The exhibit examines how the leaders of the Nazi party worked in conjunction with people in health and science fields to begin carrying out the systematic extermination of any group of people that the party believed to be diseased, undesirable or threatening to public health.
These groups included, most famously, the Jewish people, as well as gypsies, people born with physical or mental limitations, people of Polish descent, Soviet prisoners of war, and Afro-Germans.
Susan Bachrach, the exhibition curator, explained the exhibit.
“Deadly Medicine explores the Holocaust’s roots in then-contemporary scientific and pseudo-scientific thought,” she said.
“It touches on complex ethical issues we face today, such as how societies acquire and use scientific knowledge and how they balance the rights of the individual with the needs of the larger community.”
The exhibit has been on display since June 22 and will run through Oct. 28. It is open to the public and free of charge during all library hours.
Tours are available to any person or group by reservation and can be reserved by contacting Caroline DiPlacido by phone at 814-871-5816 or via email at [email protected].
Tours require about one hour of time to complete. There are also several informative videos about the exhibit online through the United States Holocaust Memorial Museum’s website.
Katherine Kiss, a freshman occupational therapy major, visited the exhibit with her mother during orientation weekend.
Kiss said she was surprised by the practices that the Nazi party used.
“It’s hard for me to believe how easily some people could treat other people like they aren’t even humans,” Kiss said.
The exhibit will also be included on the list of open galleries for the Erie Art Museum’s Gallery Night on Sept. 25.
Linda Fleming, Ph.D., Dean of the College of Humanities, Education and Social Sciences, and manager of the Deadly Medicine Exhibit while it is at Gannon, and Jeff Bloodworth, Ph.D., head of the history and archaeology department, will be available throughout the evening to speak to visitors about the exhibit.
In addition to the exhibit, Gannon is offering a corresponding lecture series that will explore the topics of the exhibit in greater detail.
The opening lecture, “Deadly Medicine: The Nazi Context for the Holocaust,” will be given by Bloodworth at 7:30 p.m.
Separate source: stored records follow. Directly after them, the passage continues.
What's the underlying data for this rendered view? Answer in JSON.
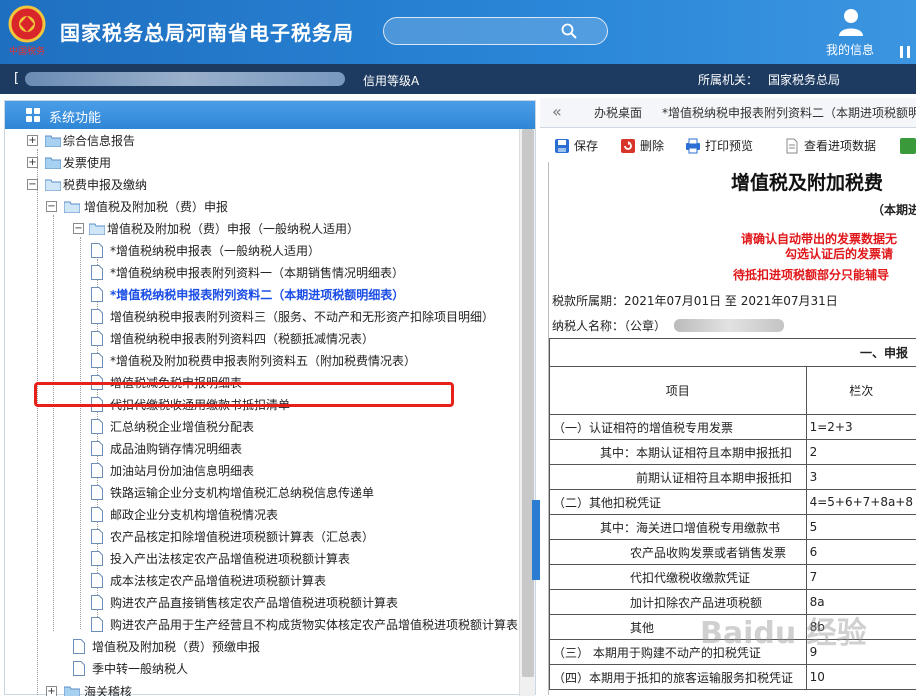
{
  "header": {
    "title": "国家税务总局河南省电子税务局",
    "logo_text": "中国税务",
    "search_placeholder": "",
    "user_label": "我的信息"
  },
  "infobar": {
    "bracket": "[",
    "credit": "信用等级A",
    "org_label": "所属机关：",
    "org_value": "国家税务总局"
  },
  "left": {
    "title": "系统功能",
    "tree": [
      {
        "label": "综合信息报告"
      },
      {
        "label": "发票使用"
      },
      {
        "label": "税费申报及缴纳"
      },
      {
        "label": "增值税及附加税（费）申报"
      },
      {
        "label": "增值税及附加税（费）申报（一般纳税人适用）"
      },
      {
        "label": "*增值税纳税申报表（一般纳税人适用）"
      },
      {
        "label": "*增值税纳税申报表附列资料一（本期销售情况明细表）"
      },
      {
        "label": "*增值税纳税申报表附列资料二（本期进项税额明细表）"
      },
      {
        "label": "增值税纳税申报表附列资料三（服务、不动产和无形资产扣除项目明细）"
      },
      {
        "label": "增值税纳税申报表附列资料四（税额抵减情况表）"
      },
      {
        "label": "*增值税及附加税费申报表附列资料五（附加税费情况表）"
      },
      {
        "label": "增值税减免税申报明细表"
      },
      {
        "label": "代扣代缴税收通用缴款书抵扣清单"
      },
      {
        "label": "汇总纳税企业增值税分配表"
      },
      {
        "label": "成品油购销存情况明细表"
      },
      {
        "label": "加油站月份加油信息明细表"
      },
      {
        "label": "铁路运输企业分支机构增值税汇总纳税信息传递单"
      },
      {
        "label": "邮政企业分支机构增值税情况表"
      },
      {
        "label": "农产品核定扣除增值税进项税额计算表（汇总表）"
      },
      {
        "label": "投入产出法核定农产品增值税进项税额计算表"
      },
      {
        "label": "成本法核定农产品增值税进项税额计算表"
      },
      {
        "label": "购进农产品直接销售核定农产品增值税进项税额计算表"
      },
      {
        "label": "购进农产品用于生产经营且不构成货物实体核定农产品增值税进项税额计算表"
      },
      {
        "label": "增值税及附加税（费）预缴申报"
      },
      {
        "label": "季中转一般纳税人"
      },
      {
        "label": "海关稽核"
      }
    ]
  },
  "right": {
    "tab_arrow": "«",
    "tabs": [
      {
        "label": "办税桌面"
      },
      {
        "label": "*增值税纳税申报表附列资料二（本期进项税额明"
      }
    ],
    "toolbar": [
      {
        "label": "保存",
        "color": "#2a6fd1"
      },
      {
        "label": "删除",
        "color": "#d9362b"
      },
      {
        "label": "打印预览",
        "color": "#2a6fd1"
      },
      {
        "label": "查看进项数据",
        "color": "#888888"
      }
    ],
    "form": {
      "title": "增值税及附加税费",
      "subtitle": "（本期进",
      "notice1": "请确认自动带出的发票数据无",
      "notice2": "勾选认证后的发票请",
      "notice3": "待抵扣进项税额部分只能辅导",
      "period": "税款所属期：2021年07月01日 至 2021年07月31日",
      "taxpayer": "纳税人名称：（公章）",
      "section": "一、申报",
      "col_item": "项目",
      "col_no": "栏次",
      "rows": [
        {
          "item": "（一）认证相符的增值税专用发票",
          "no": "1=2+3",
          "indent": 0
        },
        {
          "item": "其中：本期认证相符且本期申报抵扣",
          "no": "2",
          "indent": 1
        },
        {
          "item": "前期认证相符且本期申报抵扣",
          "no": "3",
          "indent": 2
        },
        {
          "item": "（二）其他扣税凭证",
          "no": "4=5+6+7+8a+8",
          "indent": 0
        },
        {
          "item": "其中：海关进口增值税专用缴款书",
          "no": "5",
          "indent": 1
        },
        {
          "item": "农产品收购发票或者销售发票",
          "no": "6",
          "indent": 2
        },
        {
          "item": "代扣代缴税收缴款凭证",
          "no": "7",
          "indent": 2
        },
        {
          "item": "加计扣除农产品进项税额",
          "no": "8a",
          "indent": 2
        },
        {
          "item": "其他",
          "no": "8b",
          "indent": 2
        },
        {
          "item": "（三） 本期用于购建不动产的扣税凭证",
          "no": "9",
          "indent": 0
        },
        {
          "item": "（四）本期用于抵扣的旅客运输服务扣税凭证",
          "no": "10",
          "indent": 0
        }
      ]
    }
  },
  "watermark": "Baidu 经验"
}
Thursday in the Nash Library and will mark the official opening of the exhibit.
The second part of the lecture series, “Exhibiting Human Atrocity,” will be given by one of the exhibit’s original curators, Alexa D. Porter, at 1:30 p.m. on Sept. 17 in the Nash Library. The lecture examines accounts the detective work and difficult decisions made by the United States Holocaust Memorial Museum to create an exhibit about the eugenics behind the Nazi plan for the creation of a master race.
The third lecture in the Deadly Medicine series, “Eugenics Meets Modern Biotechnology,” will be delivered by biology faculty member Kelly Grant at 7:30 p.m. on Sept. 24 in the Yehl Ballroom in the Waldron Campus Center.
The lecture will explore the implications of using CRISPRs (clustered regularly interspaced short palindromic repeats), a tool that makes it possible to alter the human genome, as well as briefly explain the technology behind it.
The final lecture of the series will be delivered by Holocaust survivor Halina Peabody at 7:30 p.m. on Oct. 8 in the Yehl Ballroom where she will share her story of survival.
There will also be an Interfaith Shabbat with Temple Anshe Hesed at 6:15 p.m. on Oct. 23 in the Yehl Ballroom to close out the exhibit.
“Booked years in advance by universities and museums across the United States, Europe, and Israel, this traveling exhibit is a quite literally a once in a lifetime opportunity,” Bloodworth said. “Gannon is rightly proud to host this most extraordinary museum exhibition.”